Brasil, na cidade de São Paulo, no único levantamento publicado em 2002, foi observado que a obesidade acomete cerca de 17% na população de cães estudados. Nos Estados Unidos, um levantamento da Association for Pet Obesity Prevention, em 2014, revela que 63% dos cães e 67% dos gatos domésticos estão acima do peso; destes, 18% dos cães e 28% dos gatos são obesos. O fator genético relacionado à obesidade está bem descrito em humanos e animais de laboratório, mas não estão ainda bem esclarecidos em cães. Raças de cães como basset hounds, beagles, cocker spaniels, dachshunds e labradores, apresentam maior predisposição  a se tornarem obesos, sugerindo assim um fator genético envolvido, e evidenciado pela condição racial. Diversos estudos mostram que animais castrados tendem a serem obesos. Uma das razões aventadas é de que a ausência dos estrógenos e andrógenos leva, respectivamente,  ao incremento no apetite e à diminuição da massa magra, componente importante no gasto metabólico. A obesidade tem maior incidência em animais adultos ou idosos, que diminuem a sua atividade física e metabólica. Animais cujos proprietários são obesos, que recebem freqüentemente petiscos ou guloseimas, são mais predispostos a serem obesos. Em pesquisa realizada na cidade de São Paulo, foram pesquisados 50 cães obesos, de faixas etárias e raças variadas, verificou-se que 22% dos animais não realizavam nenhuma atividade física, 46% deles são considerados moderadamente preguiçosos e 56% destes animais tem um comportamento alimentar voraz ou guloso. Destes cães, 78% consomem o mesmo tipo de alimento de seu proprietário e todos apresentavam balanço metabólico positivo. E, de maneira análoga ao observado na obesidade humana, um estudo britânico recente demonstrou que o risco de obesidade no cão é inversamente proporcional à condição socioeconômica do proprietário. Ou seja, proprietários com menor poder aquisitivo e, consequentemente, menor acesso à informação e à educação, minimizam os riscos inerentes à condição de obesidade.

 

 

Gráfico meramente ilustrativo

Gráfico meramente ilustrativo

DIAGNÓSTICO

O diagnóstico é feito da forma mais simples através da inspeção e palpação direta. Cães e gatos devem ter as costelas facilmente palpáveis e quando vistos por cima, devem apresentar forma de ampulheta. Animais com abdômen abaulado a partir da última costela, com depósitos de gordura evidentes, e que possuem o gradil costal de difícil palpação, são considerados obesos.

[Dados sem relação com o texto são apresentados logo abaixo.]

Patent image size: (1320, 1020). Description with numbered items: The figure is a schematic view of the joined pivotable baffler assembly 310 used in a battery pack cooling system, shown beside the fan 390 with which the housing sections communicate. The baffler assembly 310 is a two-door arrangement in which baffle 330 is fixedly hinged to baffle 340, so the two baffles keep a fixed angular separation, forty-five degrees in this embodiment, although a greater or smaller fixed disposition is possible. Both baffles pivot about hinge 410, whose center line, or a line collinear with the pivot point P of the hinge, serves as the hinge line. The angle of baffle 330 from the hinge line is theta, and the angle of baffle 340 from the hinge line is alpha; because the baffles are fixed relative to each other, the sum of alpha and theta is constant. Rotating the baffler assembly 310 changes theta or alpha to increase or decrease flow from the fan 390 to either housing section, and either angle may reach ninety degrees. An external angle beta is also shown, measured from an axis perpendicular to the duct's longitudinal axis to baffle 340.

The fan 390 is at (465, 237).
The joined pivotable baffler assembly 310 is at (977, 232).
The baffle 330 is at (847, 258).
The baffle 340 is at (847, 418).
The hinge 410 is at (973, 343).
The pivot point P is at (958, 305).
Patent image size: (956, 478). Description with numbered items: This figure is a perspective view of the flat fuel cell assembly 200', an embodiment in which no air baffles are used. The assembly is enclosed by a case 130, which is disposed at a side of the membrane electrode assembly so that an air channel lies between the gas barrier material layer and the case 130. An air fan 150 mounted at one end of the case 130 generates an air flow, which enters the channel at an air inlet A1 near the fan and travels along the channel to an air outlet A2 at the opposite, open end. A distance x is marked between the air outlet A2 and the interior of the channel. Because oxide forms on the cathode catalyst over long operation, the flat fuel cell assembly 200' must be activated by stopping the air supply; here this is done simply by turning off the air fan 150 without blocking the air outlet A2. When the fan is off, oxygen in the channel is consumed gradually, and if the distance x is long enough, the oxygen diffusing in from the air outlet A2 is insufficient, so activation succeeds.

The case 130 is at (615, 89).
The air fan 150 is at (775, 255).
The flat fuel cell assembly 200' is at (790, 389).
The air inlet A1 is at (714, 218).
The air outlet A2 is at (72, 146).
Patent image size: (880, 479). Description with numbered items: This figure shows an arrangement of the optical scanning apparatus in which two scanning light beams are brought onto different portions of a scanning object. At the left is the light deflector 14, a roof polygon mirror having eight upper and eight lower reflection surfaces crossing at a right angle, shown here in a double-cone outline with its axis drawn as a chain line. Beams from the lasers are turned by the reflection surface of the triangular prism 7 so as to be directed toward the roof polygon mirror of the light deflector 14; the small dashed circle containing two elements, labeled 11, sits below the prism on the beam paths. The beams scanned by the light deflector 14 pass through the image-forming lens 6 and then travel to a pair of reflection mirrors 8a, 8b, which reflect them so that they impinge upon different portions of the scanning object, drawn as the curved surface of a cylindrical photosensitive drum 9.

Outras formas de diagnóstico podem ser empregadas, como o escore de condição corpórea, a determinação do peso corpóreo relativo e a estimativa da porcentagem de gordura corpórea (% GC), esta última obtida através de medidas morfométricas como a circunferência pélvica e o comprimento da tuberosidade do calcâneo ao ligamento cruzado. Atualmente existem técnicas mais precisas para o diagnóstico da obesidade, como a densitometria computadorizada por absormetria radiológica de dupla energia (DEXA).

 

COMORBIDADES

A obesidade compromete o tempo e a qualidade de vida dos indivíduos acometidos, e é um problema de saúde cada vez mais importante tanto para o homem como para os cães e gatos. A importância da adiposidade excessiva resulta da constatação em várias espécies de que indivíduos obesos apresentam severo risco para uma série de doenças e distúrbios. Atualmente, sabe-se que a condição de obesidade é caracterizada por um estado inflamatório de baixa intensidade, crônico e sistêmico, condição esta relacionada principalmente à atuação das adipocinas, que são produzidas em maiores concentrações quando do excesso de tecido adiposo. Existem mais de 50 adipocinas descritas até o momento, mas o TNF-a (fator de necrose tumoral), a interleucina 6 (IL-6), a proteína C-reativa e a leptina apresentam ligações claras com situações de resistência insulínica, inflamação generalizada e eventos ateroscleróticos. Na literatura compilada, os estudos sobre obesidade em cães e gatos foram, em sua maioria, realizados em condições experimentais, e são descritas alterações concomitantes como artropatias, distúrbios circulatórios, diabetes mellitus e hiperlipidemias.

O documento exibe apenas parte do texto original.